Although the NF-κB signaling pathway and other two MAPK pathways were not significantly inhibited by low concentration of GBA, other studies demonstrated that GBA could inhibit the activation of ERK signaling and JNK signaling pathway in pancreatic cancer cells (34) and osteoclast formation (24), respectively. The inhibitory effect of GBA on NF-κB signaling pathway could also be found in lung metastasis (35). Furthermore, a previous report indicated that GBA (500 nM) inhibited the release of pro-inflammatory mediators by blocking the NF-κB signaling pathway (36). Consistent with their results, we observed that high concentration of GBA (160 nM) inhibited the NF-κB signaling pathway and suppressed the expression of iNOS and NO. Moreover, high concentrations of GBA (160 nM) suppressed the activation of ERK, JNK and p38 pathways. Thus GBA elicited inhibitory effect on various signaling pathways, including the NF-κB and MAPK pathways.

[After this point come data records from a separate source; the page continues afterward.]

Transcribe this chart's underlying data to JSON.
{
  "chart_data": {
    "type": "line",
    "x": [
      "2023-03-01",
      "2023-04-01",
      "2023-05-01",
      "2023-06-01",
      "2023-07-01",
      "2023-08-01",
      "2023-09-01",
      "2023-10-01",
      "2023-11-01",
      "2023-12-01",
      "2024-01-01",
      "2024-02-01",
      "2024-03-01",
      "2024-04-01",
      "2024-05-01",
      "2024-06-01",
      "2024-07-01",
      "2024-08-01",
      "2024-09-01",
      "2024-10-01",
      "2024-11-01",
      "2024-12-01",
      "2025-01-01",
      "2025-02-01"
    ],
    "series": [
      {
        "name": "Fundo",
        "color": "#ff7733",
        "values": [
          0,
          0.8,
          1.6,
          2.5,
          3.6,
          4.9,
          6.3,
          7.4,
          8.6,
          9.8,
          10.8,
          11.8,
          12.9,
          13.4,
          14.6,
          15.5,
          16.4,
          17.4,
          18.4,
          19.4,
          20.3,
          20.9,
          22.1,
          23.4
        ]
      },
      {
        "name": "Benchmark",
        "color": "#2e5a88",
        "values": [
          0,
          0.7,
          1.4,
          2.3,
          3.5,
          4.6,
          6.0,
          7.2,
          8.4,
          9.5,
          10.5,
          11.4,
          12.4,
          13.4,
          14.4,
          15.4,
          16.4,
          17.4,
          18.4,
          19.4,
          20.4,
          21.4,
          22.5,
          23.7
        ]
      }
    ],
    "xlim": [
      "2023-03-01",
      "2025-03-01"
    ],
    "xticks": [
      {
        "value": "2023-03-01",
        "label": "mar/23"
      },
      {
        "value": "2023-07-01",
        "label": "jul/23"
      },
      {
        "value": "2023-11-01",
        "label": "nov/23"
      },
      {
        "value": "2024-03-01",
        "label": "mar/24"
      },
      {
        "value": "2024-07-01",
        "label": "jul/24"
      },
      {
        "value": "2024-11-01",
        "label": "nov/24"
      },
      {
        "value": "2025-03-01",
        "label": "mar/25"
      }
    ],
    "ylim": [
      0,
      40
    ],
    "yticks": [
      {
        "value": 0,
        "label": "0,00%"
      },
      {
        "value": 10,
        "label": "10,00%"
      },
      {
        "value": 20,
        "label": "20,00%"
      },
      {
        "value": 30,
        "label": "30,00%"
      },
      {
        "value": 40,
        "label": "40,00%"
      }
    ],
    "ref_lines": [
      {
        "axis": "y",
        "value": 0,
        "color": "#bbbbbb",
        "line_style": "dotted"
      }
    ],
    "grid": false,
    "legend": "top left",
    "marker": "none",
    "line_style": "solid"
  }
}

To identify natural compounds that prevent the LPS-induced inflammatory response, we identified GBA as an antagonist of LPS-induced pro-inflammatory cytokines. Interestingly, a low concentration (40 nM and 80 nM) of GBA significantly suppressed the p38 pathway, and a high concentration (160 nM) of GBA only suppressed the NF-κB and other MAPK pathways (ERK and JNK). Taken together, our data demonstrates that GBA inhibits the release of TNF-α, IL-1β and IL-6 mainly through suppression of the P38 pathway (Figure 4).

Figure 4

Model of the effects of gambogic acid (GBA) on lipopolysaccharide (LPS)-stimulated raw 264.7 cells. LPS triggers multiple intracellular signaling pathways, including the nuclear factor-κB (NF-κB) and mitogen-activated protein kinase (MAPK) signaling pathways. Activation of the NF- κB signaling pathway increases inducible nitric oxide synthase (iNOS), which produces nitric oxide (NO) and promotes pro-inflammatory cytokines. Pro-inflammatory genes, such as tumor necrosis factor-α (TNF-α), interleukin-6 (IL-6) and interleukin-1β (IL-1β), are upregulated upon activation of the MAPK signaling pathway. Low concentrations of GBA suppresses phosphorylation of p38; however, high concentrations of GBA has broader effects on both the MAPK and NF- κB signaling pathways, attenuating the release of pro-inflammatory factors.

Conclusion

This study demonstrated that GBA is a potential pro-inflammatory inhibitor due to the suppression of p38 pathway. In addition, the inhibition of NF-κB and other MAPK signaling pathways at high concentrations of GBA (160 nM) has an additive inhibitory effect on pro-inflammatory factor release. Given the importance of pro-inflammatory factor production in periodontitis and the potent inhibitory effect of GBA on inflammation, GBA is a promising compound for the treatment of periodontitis disease. Further studies are planned to test the efficacy of GBA in vivo.

Conflicts of Interest

The authors report no declarations of interest.